Rotherham child abuse scandal: Threats and collusion kept justice at bay


The child victim had been repeatedly raped before she found the courage to report her story to the police. She had tried to escape, but the perpetrators had broken her brother’s legs and smashed the windows of her parent’s home as a warning.

When she finally visited the police station, she received a text from her main abuser who made it perfectly clear what would happen to her 11-year-old sister if she spoke out. “Your choice,” he wrote repeatedly – and the girl refused to give a statement.

The case – from 2001 and detailed in today’s independent report – was the last straw for the Home Office researcher who had persuaded the young victim to go to the police. She wrote to the chief constable of South Yorkshire police and at a subsequent meeting with a senior officer and council staff was firmly told never to do such a thing again. When she handed in her research data to the Home Office, the council suspended her erroneously, and then sidelined her so that her part of a report on prostitution was never completed.

The story highlights the atmosphere of cover-up and collusion at Rotherham Council. Nobody in the upper echelons of the child-care system could say they were not aware of the raft of warnings. But a collective failure of leadership meant continued, well-founded warnings about the widespread sexual abuse of children were suppressed, ignored or played down because of short-term political considerations.

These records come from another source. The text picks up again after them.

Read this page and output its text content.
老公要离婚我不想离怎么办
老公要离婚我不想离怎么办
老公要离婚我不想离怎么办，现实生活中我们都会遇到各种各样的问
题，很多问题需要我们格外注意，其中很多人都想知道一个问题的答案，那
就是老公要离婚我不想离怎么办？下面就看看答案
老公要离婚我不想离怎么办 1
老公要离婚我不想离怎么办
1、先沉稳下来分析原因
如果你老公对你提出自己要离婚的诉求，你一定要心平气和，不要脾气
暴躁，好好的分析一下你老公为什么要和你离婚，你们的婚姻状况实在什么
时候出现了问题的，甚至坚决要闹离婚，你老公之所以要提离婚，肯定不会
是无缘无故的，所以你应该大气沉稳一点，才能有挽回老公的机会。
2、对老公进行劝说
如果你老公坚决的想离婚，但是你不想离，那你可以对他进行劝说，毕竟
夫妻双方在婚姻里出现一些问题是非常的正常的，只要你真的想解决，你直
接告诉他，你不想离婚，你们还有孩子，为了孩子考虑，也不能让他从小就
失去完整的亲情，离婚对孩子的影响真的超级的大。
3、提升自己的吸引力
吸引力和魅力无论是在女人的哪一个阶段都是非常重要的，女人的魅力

The priority in Rotherham was jobs and investment and, to some senior figures, any focus on child sexual exploitation was an unwelcome sideshow. In one extraordinary episode in 2009, a senior unnamed official shouted and swore through an hour-long meeting as he complained that Rotherham had “too many looked-after children” which accounted for the council’s spending problems.

Video: Rotherham abuse victim speaks out

The report highlights the highly dysfunctional atmosphere among both officers and councillors which led to the “blatant” failure of its leadership. One person told the inquiry team “the member barometer re sexual matters was skewed”.

The report details an atmosphere of bullying, machismo and sexism at a council where senior women officers were not welcomed and difficult issues of rape and sexual exploitation of children could not be discussed. It heard evidence that the council was a “very grubby environment” in which to work where one woman was encouraged to wear shorter skirts to get on and a senior member said women were fit only for “cooking, washing and darning”.

And yet Professor Alexis Jay said that three reports in 2002, 2003 and 2006 could not have been clearer in their description of what was going on. The first was suppressed because senior council officials did not believe the evidence. The next two, that linked child abuse and drugs, were ignored.

Police colluded with the council’s inaction. The report said that officers from the South Yorkshire force regarded “many child victims with contempt”. The report heard of two cases where fathers tracked down their daughters and tried to remove them from houses where they were being abused only to be arrested themselves when police were called.

The councillor with responsibility for children’s services in Rotherham for part of the period covered by the report was Shaun Wright, the current police and crime commissioner – the elected watchdog – of the force. Political opponents called on him to consider his position.

The attacks were carried out predominantly by Asian gangs, but some staff at the council were nervous about identifying the ethnic origins of the attackers for fear of being called racists. Others said they had clear direction from their managers not to do so, according to the report.

Some councillors believed it was a one-off problem – dispelled most clearly today by Professor Jay’s verdict on the scale of the abuse that went largely ignored by most of the people that mattered for more than a decade.